Projects
Lews Castle, Morning Room (Stornoway, Outer Hebrides) – revealing, conserving and restoring Victorian murals scheme
Lews Castle was built in the 1840s as the country seat for Sir James Matheson with his fortune made from the Chinese opium trade. In 1918 the castle was bought by industrialist Lord Leverhulme, who gifted it to the people of Stornoway parish in 1923. However, Lews Castle gradually fell into disrepair and had been unoccupied since the late 1990s.
As part of development plans to renovate the castle as a hotel, museum and cultural centre, Western Isles Council (Comhairle nan Eilean Siar) commissioned Scottish Wall Paintings Conservators to uncover, conserve and restore the remains of an elaborate Victorian murals scheme in the Morning Room.
Much of the overpaint was fairly loosely bound, therefore it was possible to reveal the wallpainting mechanically using a scalpel blade.
The paint surface was then spot cleaned where required, and small holes and cracks were filled.
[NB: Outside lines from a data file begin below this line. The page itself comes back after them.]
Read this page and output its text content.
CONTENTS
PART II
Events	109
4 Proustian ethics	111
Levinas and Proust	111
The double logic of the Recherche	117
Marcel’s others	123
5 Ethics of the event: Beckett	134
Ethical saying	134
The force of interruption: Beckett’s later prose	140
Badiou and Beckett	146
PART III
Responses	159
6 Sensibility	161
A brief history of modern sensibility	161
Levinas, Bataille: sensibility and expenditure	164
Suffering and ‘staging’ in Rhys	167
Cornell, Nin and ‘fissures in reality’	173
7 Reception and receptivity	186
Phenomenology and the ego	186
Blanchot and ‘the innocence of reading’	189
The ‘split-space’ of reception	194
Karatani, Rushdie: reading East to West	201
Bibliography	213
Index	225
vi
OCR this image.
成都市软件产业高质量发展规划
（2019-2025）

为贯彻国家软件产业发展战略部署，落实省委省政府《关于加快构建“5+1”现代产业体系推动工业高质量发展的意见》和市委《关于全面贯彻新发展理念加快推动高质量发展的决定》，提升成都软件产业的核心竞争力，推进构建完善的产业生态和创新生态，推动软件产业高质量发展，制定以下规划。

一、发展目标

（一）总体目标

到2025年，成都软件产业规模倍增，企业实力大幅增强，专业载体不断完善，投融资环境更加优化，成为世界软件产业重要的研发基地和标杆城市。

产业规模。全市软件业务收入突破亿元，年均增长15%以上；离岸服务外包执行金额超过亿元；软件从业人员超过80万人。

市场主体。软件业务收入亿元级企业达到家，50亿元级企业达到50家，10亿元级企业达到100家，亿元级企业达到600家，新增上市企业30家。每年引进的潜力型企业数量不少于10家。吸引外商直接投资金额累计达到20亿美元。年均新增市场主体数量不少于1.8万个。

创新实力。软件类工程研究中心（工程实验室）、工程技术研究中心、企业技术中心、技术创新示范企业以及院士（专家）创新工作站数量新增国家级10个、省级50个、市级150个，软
Only one wall of the scheme had survived under later overpaint layers, and large sections of the decoration on this wall had been entirely lost. Through a combination of archival research and working out the design from what survived, there was sufficient information to effectively reconstruct losses to reintegrate the decoration. This project was carried out by Wallpaintings Conservators Fiona Allardyce (now retired) and Karen Dundas.